One of the emerging threats in the digital era is online security breaches. Today, millions of people use social media platforms to post information about their lives online. In doing so, they often provide sensitive personal information to various platforms, including credit card information, personal preferences, and other information that is otherwise protected by various privacy legislation. A security breach from an unknown hacker can lead to millions of users’ accounts being compromised. In addition, many users now use one social media platform to host a variety of applications. In those circumstances, a security breach of the main platform could have a ripple effect on other accounts. Protecting against these types of security breaches is becoming increasingly important in the digital era.Companies that host personal information of its users must be careful in how they store that information and how they plan to handle a potential data breach. This is particularly important because of emerging legislation in different parts of the world that could result in significant penalties to companies who may have failed to protect against a data breach. For example, EU’s newly enacted data privacy regulation, known as the General Data Protection Regulation (GDPR), permits users located in the EU to file a claim for compensation against a company if they have suffered material or non-material damage, even without proof of monetary loss. If an investigation finds that the company did not comply with GDPR rules with respect to handling and processing of personal data, the regulators could impose a fine as large as up to 4% of the company’s annual worldwide revenue. Another concern is the potential for reputational damage to the company, which could result in market share losses.

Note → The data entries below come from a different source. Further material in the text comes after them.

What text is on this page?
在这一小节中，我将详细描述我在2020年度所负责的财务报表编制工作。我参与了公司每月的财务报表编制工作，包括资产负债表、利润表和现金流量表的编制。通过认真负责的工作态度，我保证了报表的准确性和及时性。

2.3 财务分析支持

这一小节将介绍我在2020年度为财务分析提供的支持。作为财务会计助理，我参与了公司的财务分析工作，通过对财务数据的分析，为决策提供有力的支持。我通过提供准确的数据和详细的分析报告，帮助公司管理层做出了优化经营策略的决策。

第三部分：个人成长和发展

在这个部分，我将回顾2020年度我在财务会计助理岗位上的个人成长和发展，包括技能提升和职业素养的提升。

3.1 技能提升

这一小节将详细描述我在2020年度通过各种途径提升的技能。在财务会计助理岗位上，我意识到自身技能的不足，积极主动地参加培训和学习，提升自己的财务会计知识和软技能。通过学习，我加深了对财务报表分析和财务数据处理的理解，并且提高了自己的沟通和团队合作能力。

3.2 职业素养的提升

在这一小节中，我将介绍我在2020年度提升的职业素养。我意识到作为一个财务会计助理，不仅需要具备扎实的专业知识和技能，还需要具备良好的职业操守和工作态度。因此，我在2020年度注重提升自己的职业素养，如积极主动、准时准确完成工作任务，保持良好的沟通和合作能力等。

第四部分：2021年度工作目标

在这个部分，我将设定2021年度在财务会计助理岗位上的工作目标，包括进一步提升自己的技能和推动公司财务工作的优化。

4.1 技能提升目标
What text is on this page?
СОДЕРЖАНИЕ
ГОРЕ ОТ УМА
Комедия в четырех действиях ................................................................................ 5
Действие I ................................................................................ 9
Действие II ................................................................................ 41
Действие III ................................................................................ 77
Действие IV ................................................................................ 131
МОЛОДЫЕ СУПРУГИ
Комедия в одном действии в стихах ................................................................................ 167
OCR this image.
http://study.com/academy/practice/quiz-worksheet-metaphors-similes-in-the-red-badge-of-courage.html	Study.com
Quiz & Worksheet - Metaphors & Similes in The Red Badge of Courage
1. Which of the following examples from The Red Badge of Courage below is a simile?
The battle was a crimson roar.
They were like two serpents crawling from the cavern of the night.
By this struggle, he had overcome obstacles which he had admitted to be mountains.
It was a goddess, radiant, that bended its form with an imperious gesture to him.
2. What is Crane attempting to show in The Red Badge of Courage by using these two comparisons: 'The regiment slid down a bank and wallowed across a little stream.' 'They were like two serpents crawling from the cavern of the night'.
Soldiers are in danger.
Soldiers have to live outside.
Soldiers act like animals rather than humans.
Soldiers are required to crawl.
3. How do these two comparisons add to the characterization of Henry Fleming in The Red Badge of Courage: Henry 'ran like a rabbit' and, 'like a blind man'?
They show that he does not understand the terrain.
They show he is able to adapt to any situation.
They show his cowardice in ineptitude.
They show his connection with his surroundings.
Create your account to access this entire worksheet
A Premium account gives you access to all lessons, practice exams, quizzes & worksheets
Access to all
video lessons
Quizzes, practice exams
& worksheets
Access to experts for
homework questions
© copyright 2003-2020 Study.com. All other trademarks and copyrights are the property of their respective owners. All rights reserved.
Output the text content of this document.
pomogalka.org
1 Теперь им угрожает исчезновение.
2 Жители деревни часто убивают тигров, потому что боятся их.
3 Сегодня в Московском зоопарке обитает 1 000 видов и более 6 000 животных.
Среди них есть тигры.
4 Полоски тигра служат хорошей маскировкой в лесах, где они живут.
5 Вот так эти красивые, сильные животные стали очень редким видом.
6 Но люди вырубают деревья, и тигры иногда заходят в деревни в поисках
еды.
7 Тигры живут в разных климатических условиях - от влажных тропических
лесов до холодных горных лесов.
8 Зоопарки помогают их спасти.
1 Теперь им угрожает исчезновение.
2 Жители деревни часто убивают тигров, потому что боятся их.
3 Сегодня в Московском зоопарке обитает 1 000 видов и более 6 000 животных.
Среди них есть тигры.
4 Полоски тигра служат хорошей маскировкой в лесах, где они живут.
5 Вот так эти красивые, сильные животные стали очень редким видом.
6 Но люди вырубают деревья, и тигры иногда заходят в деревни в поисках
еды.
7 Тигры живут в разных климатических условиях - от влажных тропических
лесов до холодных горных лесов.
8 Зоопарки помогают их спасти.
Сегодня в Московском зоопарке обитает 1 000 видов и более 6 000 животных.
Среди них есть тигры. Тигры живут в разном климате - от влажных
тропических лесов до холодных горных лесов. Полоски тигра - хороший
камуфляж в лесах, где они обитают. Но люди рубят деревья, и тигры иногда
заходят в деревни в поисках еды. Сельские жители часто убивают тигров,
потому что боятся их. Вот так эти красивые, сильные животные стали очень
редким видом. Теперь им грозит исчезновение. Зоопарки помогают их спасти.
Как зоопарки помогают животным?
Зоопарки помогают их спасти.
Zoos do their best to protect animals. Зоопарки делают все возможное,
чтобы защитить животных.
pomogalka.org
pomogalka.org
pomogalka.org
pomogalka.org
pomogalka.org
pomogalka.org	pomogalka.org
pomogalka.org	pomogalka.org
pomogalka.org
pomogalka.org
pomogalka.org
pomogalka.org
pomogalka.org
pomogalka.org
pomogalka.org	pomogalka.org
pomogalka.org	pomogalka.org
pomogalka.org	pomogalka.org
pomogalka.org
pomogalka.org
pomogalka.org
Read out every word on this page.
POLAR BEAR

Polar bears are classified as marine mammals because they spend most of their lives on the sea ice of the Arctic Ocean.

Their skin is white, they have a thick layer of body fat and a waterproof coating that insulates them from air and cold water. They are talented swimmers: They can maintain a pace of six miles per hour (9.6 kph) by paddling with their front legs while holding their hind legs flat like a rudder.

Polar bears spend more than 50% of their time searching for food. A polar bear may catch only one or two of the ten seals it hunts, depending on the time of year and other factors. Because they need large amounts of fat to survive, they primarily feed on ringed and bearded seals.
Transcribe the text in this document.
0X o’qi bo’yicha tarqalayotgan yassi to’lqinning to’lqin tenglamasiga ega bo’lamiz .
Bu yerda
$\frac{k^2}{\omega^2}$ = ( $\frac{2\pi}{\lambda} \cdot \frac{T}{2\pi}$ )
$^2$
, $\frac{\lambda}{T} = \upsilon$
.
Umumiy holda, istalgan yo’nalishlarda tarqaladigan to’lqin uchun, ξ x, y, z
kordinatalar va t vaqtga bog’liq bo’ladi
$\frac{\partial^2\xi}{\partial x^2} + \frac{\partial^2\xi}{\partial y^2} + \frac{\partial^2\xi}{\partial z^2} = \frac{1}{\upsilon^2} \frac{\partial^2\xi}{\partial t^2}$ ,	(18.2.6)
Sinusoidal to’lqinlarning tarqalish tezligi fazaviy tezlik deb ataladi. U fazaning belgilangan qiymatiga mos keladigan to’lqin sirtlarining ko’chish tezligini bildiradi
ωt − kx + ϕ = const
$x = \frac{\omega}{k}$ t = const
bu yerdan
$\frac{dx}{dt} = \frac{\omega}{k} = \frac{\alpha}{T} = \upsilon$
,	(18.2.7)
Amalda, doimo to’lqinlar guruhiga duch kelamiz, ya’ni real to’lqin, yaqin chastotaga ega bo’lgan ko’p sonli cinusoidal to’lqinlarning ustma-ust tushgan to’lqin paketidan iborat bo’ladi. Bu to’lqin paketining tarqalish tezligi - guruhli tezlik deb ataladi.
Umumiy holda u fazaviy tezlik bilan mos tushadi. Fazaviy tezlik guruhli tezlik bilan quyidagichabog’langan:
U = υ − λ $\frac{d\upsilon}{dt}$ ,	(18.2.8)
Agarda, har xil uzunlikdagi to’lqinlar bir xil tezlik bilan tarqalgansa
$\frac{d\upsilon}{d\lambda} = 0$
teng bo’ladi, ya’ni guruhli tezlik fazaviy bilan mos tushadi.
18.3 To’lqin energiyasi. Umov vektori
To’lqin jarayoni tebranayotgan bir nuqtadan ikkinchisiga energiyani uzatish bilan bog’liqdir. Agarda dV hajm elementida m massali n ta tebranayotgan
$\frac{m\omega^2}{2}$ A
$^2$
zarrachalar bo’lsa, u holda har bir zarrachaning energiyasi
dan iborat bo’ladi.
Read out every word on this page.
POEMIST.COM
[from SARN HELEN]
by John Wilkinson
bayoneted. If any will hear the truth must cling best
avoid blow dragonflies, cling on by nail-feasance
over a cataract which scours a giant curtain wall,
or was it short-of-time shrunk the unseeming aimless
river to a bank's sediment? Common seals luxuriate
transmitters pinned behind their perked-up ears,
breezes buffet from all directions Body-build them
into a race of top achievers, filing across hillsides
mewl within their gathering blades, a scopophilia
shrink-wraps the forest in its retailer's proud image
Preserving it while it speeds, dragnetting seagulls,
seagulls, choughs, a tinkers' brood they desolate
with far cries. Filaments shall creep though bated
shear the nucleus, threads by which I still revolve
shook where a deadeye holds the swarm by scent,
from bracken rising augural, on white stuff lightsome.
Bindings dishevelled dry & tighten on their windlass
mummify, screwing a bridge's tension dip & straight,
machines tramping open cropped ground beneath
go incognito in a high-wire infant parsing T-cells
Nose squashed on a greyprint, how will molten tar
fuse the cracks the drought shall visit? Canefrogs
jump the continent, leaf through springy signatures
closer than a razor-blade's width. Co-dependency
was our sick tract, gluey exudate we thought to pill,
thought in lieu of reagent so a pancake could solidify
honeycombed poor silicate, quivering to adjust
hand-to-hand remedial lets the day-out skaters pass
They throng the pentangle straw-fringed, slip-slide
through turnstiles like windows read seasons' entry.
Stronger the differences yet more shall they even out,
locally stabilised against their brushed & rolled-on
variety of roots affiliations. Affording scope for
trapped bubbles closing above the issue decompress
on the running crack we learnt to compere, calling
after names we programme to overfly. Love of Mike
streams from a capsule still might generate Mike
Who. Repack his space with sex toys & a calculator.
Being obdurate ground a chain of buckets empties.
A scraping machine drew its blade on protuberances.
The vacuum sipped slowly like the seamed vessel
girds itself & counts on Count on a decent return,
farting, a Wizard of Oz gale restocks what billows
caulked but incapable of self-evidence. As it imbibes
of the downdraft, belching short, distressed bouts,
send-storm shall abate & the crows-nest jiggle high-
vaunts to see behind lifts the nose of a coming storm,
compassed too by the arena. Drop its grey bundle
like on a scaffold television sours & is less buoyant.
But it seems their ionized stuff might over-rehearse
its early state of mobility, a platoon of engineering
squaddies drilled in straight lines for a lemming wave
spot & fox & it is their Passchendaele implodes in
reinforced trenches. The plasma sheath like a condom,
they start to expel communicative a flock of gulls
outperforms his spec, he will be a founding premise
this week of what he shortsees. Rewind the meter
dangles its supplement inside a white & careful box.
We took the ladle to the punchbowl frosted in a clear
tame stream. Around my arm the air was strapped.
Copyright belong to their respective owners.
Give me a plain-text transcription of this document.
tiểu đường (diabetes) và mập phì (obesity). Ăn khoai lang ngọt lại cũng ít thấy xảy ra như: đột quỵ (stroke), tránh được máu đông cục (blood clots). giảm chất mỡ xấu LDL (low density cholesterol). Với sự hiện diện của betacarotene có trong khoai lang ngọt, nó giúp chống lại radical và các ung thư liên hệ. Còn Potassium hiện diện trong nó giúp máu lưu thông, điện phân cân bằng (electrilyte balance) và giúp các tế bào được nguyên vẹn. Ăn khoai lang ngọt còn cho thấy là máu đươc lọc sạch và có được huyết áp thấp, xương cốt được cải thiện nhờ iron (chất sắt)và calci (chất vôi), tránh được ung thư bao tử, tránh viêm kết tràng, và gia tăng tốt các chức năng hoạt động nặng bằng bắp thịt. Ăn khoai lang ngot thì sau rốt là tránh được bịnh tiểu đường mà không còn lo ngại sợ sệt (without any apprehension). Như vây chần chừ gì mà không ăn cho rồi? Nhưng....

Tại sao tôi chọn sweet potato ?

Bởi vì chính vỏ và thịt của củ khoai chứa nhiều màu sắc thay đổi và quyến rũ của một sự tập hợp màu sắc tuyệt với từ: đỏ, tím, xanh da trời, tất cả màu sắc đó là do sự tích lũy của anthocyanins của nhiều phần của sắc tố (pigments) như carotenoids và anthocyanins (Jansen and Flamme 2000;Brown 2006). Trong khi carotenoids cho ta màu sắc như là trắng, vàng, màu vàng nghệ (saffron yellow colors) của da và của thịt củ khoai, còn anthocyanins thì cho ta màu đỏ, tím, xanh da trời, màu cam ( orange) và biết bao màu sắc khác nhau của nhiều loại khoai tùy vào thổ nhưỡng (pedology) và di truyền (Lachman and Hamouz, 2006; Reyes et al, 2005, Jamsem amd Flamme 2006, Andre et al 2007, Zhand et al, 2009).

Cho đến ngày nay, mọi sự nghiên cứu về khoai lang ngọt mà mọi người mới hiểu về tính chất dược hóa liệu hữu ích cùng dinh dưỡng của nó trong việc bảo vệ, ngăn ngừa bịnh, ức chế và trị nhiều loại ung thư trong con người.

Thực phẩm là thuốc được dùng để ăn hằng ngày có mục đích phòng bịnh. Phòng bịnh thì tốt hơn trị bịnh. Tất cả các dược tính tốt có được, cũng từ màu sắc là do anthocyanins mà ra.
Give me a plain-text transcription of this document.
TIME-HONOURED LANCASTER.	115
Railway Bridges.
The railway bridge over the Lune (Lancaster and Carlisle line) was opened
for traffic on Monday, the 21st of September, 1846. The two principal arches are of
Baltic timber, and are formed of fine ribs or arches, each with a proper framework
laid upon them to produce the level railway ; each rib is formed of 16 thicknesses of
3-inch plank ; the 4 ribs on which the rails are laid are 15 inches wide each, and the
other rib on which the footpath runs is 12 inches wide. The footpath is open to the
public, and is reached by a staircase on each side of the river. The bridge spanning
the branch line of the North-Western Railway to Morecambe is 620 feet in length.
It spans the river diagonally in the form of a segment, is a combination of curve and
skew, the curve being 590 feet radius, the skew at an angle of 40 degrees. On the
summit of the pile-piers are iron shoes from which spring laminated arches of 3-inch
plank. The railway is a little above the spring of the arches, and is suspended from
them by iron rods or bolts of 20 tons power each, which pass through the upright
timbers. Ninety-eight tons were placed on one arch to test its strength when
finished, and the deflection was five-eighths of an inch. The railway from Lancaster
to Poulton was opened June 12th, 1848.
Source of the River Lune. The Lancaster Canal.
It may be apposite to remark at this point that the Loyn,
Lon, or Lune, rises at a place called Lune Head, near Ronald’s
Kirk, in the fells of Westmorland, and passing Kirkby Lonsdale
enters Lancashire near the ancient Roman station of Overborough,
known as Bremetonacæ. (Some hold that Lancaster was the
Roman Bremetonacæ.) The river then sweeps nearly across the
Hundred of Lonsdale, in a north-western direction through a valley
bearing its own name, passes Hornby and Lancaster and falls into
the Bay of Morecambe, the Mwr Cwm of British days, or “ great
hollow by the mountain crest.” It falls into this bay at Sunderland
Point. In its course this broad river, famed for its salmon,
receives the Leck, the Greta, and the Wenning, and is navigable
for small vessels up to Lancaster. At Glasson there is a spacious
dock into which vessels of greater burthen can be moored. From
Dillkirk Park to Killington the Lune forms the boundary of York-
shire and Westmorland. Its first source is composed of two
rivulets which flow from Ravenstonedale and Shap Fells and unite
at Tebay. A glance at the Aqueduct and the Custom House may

Data breaches also raise an interesting legal question as to whether third-party applications that use the services of the company whose security was breached can be held responsible for compromised user data. This question is necessarily fact specific and remains generally unanswered. In the meantime, it is imperative for businesses to ensure compliance with local and federal privacy legislation by having in place clear procedures and policies with respect to how the business collects, uses, and stores personal data. Moreover, it is prudent to have a written policy setting out how third parties that the business interacts with will take care of privacy and data processing issues, and how privacy security risks will be allocated between the parties.
In the digital era, users expect to know how their data are being used and protected. Ensuring compliance with privacy laws is important not only from a legal perspective but also from a business perspective: even if privacy regulators are struggling to keep up with advances in technology, whether a business has gained trust from the public in the way it handles privacy issues may be reflected in the financial health of the corporation.